Monday, September 03, 2007

The effects of "Outing"

One of the dilemmas in the Larry Craig fiasco is how to treat people who closet themselves. On one level there is the “Schadenfreude” element where people find pleasure in Senator Craig’s misfortune, especially since his public actions and sentiments differ greatly from his private actions and desires.

Yet, there seems to be an overlooked ethical aspect of this: how do we understand and even help those who seem to lead closeted lives? (The same can be said of Ted Haggard, whose life-long desires have been cured.)
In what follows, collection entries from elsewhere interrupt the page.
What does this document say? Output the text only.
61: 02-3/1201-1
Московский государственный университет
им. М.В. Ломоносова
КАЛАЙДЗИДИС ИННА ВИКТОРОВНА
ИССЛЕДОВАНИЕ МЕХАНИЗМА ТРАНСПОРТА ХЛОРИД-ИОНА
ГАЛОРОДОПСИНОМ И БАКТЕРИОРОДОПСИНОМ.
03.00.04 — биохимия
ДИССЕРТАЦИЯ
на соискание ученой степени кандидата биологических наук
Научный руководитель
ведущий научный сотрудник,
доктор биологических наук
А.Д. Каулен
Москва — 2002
Let me pose the following questions to you:
(1) Does the public outings of Senator Craig and Ted Haggard entice or diminish the desire of some who lives in the closet to become public?
(2) By focusing on the hypocrisy, do those who attack Craig and Haggard become intolerant of those that they should be tolerant?
(3) What is the best way to help people in the public sphere become open with their identity?

I am not sure if I know the answers to these questions, but they may be an interesting starting point.

1 comment:

harrogate said...

Great post solon. Harrogate can tell that you and he are occupying the two interrelated, but ultimately very different dominant "takes" on this THUNDER MUG fiasco.

You ask:

By focusing on the hypocrisy, do those who attack Craig and Haggard become intolerant of those that they should be tolerant?
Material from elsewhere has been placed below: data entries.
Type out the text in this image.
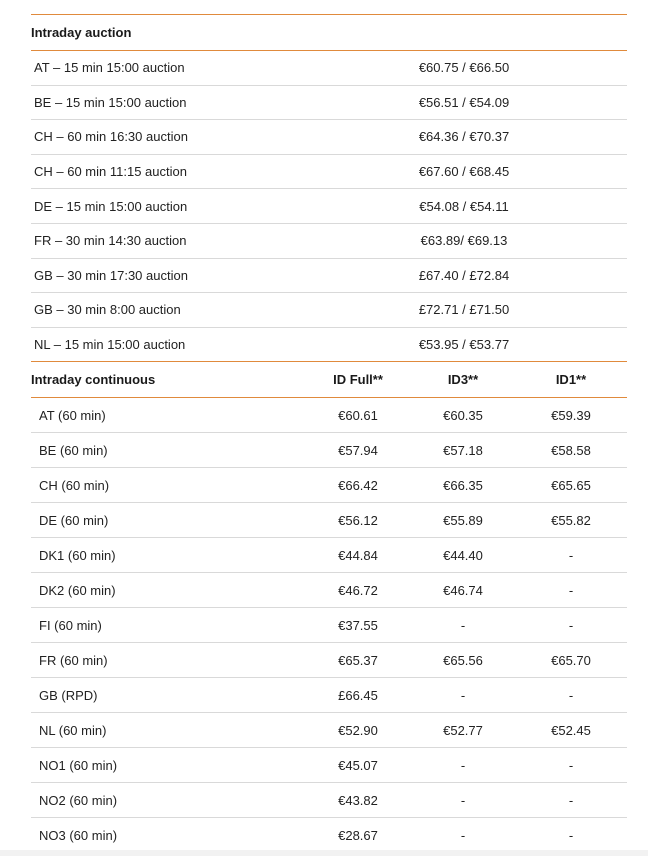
Intraday auction
AT – 15 min 15:00 auction	€60.75 / €66.50
BE – 15 min 15:00 auction	€56.51 / €54.09
CH – 60 min 16:30 auction	€64.36 / €70.37
CH – 60 min 11:15 auction	€67.60 / €68.45
DE – 15 min 15:00 auction	€54.08 / €54.11
FR – 30 min 14:30 auction	€63.89/ €69.13
GB – 30 min 17:30 auction	£67.40 / £72.84
GB – 30 min 8:00 auction	£72.71 / £71.50
NL – 15 min 15:00 auction	€53.95 / €53.77
Intraday continuous	ID Full**	ID3**	ID1**
AT (60 min)	€60.61	€60.35	€59.39
BE (60 min)	€57.94	€57.18	€58.58
CH (60 min)	€66.42	€66.35	€65.65
DE (60 min)	€56.12	€55.89	€55.82
DK1 (60 min)	€44.84	€44.40	-
DK2 (60 min)	€46.72	€46.74	-
FI (60 min)	€37.55	-	-
FR (60 min)	€65.37	€65.56	€65.70
GB (RPD)	£66.45	-	-
NL (60 min)	€52.90	€52.77	€52.45
NO1 (60 min)	€45.07	-	-
NO2 (60 min)	€43.82	-	-
NO3 (60 min)	€28.67	-	-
Harrogate's response is, despite the current spin by many members of the liberal blogosphere, no, we do not become intolerant by focusing on Craig's hypocrisy. Nor for that matter do we make it harder for homosexuals to come out of the closet.

It is important to remember that in skewering Craig's hypocrisy we are pointing up the huge chasm separating Lawmakers from Men and Women. It is the Lawmakers, the Demagogues, that we gleefully attack.

We wish to reduce the red meat "family values" demagogues and lawmakers to the tlevel of the comedic and the absurdly dimunutive. We wish to do this PRECISELY BECAUSE of the destructive impact their RHETORIC AND LAWS have upon real men and women.

As for this question:

What is the best way to help people in the public sphere become open with their identity?

There is no one answer. But near the top of the list has to be insisting that our "Leaders" stop pandering to the ignorant troglodytes and instead try TEACHING them to stop obsessing over who's sticking it to whom, and where.

This of course runs the risk of getting badly hurt at the polls. So be it. The long-term benefits to us all greatly outweigh the short-term political ramifications.